Search with Filter Generation

curl -X "POST" "http://$${RAG_HOSTNAME}/v1/search" \
    -H 'accept: application/json' \
    -H 'Content-Type: application/json' \
    -d '
    {
        "query": "Show me AI documents with rating above 4.0",
        "collection_names": ["research_papers"],
        "enable_filter_generator": true,
        "reranker_top_k": 10,
        "vdb_top_k": 100
    }'

Generate with Filter Generation

curl -X "POST" "http://$${RAG_HOSTNAME}/v1/generate" \
    -H 'accept: application/json' \
    -H 'Content-Type: application/json' \
    -d '
    {
        "messages": [{"role": "user", "content": "What are the latest engineering updates?"}],
        "use_knowledge_base": true,
        "collection_names": ["research_papers"],
        "enable_filter_generator": true
    }'

Summary

This comprehensive documentation covers the advanced metadata filtering system with natural language generation capabilities.
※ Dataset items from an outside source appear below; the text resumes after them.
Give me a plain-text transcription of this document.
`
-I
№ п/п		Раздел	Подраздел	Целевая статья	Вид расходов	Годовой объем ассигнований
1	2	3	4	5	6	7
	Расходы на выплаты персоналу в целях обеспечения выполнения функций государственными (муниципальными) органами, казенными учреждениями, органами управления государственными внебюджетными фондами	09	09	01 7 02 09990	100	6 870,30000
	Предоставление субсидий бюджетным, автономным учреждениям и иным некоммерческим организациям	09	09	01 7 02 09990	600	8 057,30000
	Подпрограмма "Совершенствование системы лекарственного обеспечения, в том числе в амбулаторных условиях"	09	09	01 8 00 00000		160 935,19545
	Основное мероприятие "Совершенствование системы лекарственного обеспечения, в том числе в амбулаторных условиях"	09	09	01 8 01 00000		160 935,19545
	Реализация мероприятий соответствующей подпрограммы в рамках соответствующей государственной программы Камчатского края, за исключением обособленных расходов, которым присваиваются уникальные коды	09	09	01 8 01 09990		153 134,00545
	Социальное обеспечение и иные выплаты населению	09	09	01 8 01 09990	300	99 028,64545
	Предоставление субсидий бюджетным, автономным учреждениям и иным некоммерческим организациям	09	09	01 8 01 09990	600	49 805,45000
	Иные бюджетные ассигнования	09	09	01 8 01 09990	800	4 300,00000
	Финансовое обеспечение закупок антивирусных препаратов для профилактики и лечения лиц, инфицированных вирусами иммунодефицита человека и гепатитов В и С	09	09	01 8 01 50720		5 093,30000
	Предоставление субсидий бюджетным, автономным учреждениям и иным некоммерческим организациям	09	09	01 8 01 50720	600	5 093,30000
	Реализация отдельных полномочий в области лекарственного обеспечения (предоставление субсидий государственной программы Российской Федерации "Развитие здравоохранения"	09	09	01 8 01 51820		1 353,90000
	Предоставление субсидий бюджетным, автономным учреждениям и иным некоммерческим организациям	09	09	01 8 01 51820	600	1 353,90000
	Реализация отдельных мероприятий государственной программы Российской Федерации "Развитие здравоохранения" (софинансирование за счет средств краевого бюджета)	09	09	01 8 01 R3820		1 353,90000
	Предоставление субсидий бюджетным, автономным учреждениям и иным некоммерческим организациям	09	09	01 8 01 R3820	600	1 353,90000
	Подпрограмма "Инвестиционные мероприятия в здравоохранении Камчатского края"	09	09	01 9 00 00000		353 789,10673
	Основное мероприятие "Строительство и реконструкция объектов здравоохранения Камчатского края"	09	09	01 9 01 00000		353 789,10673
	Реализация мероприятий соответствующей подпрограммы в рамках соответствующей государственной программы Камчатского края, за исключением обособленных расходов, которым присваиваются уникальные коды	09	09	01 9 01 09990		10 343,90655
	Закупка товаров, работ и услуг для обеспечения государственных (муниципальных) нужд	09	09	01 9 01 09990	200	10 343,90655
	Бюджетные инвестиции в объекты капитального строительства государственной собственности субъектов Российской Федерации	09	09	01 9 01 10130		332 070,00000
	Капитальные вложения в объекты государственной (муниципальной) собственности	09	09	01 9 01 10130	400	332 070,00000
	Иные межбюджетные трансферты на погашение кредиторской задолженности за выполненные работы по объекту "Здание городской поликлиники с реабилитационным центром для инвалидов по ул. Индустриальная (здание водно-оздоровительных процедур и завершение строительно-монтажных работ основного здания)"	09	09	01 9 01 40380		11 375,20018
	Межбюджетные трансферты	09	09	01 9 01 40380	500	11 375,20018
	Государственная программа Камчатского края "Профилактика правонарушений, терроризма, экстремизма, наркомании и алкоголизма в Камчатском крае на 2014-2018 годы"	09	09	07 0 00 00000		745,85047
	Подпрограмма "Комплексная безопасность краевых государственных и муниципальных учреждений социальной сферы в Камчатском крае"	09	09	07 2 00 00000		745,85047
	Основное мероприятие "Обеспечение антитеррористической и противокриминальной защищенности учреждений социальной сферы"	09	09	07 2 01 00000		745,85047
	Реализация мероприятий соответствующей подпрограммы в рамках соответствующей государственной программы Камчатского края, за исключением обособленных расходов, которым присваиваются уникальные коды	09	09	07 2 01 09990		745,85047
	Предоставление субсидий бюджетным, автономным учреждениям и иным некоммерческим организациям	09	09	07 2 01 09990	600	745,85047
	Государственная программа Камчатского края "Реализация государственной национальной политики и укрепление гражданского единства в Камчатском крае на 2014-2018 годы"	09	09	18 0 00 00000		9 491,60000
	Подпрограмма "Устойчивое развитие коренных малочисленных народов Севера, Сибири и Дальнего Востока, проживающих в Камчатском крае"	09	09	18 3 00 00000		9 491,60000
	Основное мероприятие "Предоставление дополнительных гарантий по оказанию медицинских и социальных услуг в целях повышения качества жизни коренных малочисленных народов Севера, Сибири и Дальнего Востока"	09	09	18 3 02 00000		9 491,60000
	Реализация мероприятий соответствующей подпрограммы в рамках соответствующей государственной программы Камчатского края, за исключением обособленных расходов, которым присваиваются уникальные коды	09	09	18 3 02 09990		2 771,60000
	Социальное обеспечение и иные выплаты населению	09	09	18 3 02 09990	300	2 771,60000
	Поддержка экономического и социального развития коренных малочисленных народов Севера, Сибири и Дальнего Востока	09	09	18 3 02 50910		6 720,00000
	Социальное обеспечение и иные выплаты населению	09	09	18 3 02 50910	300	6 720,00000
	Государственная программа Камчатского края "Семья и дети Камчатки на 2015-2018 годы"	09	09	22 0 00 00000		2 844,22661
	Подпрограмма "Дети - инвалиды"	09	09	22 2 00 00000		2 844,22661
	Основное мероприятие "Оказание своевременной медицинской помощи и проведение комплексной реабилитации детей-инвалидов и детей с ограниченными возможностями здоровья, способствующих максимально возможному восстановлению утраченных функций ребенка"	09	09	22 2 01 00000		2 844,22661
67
The system provides:

🚀 Key Capabilities

  • Natural Language Filter Generation: Convert user queries to structured filters using LLMs
  • Comprehensive Metadata Support: Full type system with validation and processing
  • Multi-Collection Support: Flexible filtering across heterogeneous collections
  • Production-Ready Features: Error handling, caching, and performance optimization

🛠️ Implementation Features

  • Type-Safe Metadata: String, datetime, number, boolean, and array types
  • Advanced Filtering: Complex expressions with logical operators and functions
  • AI-Powered Generation: LLM-based filter creation from natural language
  • Robust Validation: Comprehensive error handling and detailed feedback

🎯 Production Readiness

  • 198+ Integration Tests: Comprehensive test coverage without external dependencies
  • Performance Optimization: Caching, parallel processing, and schema optimization
  • Error Recovery: Graceful degradation and detailed error messages
  • Configuration Management: Flexible setup via environment variables

This documentation provides everything needed to implement and use the advanced metadata filtering system with natural language generation capabilities in production environments.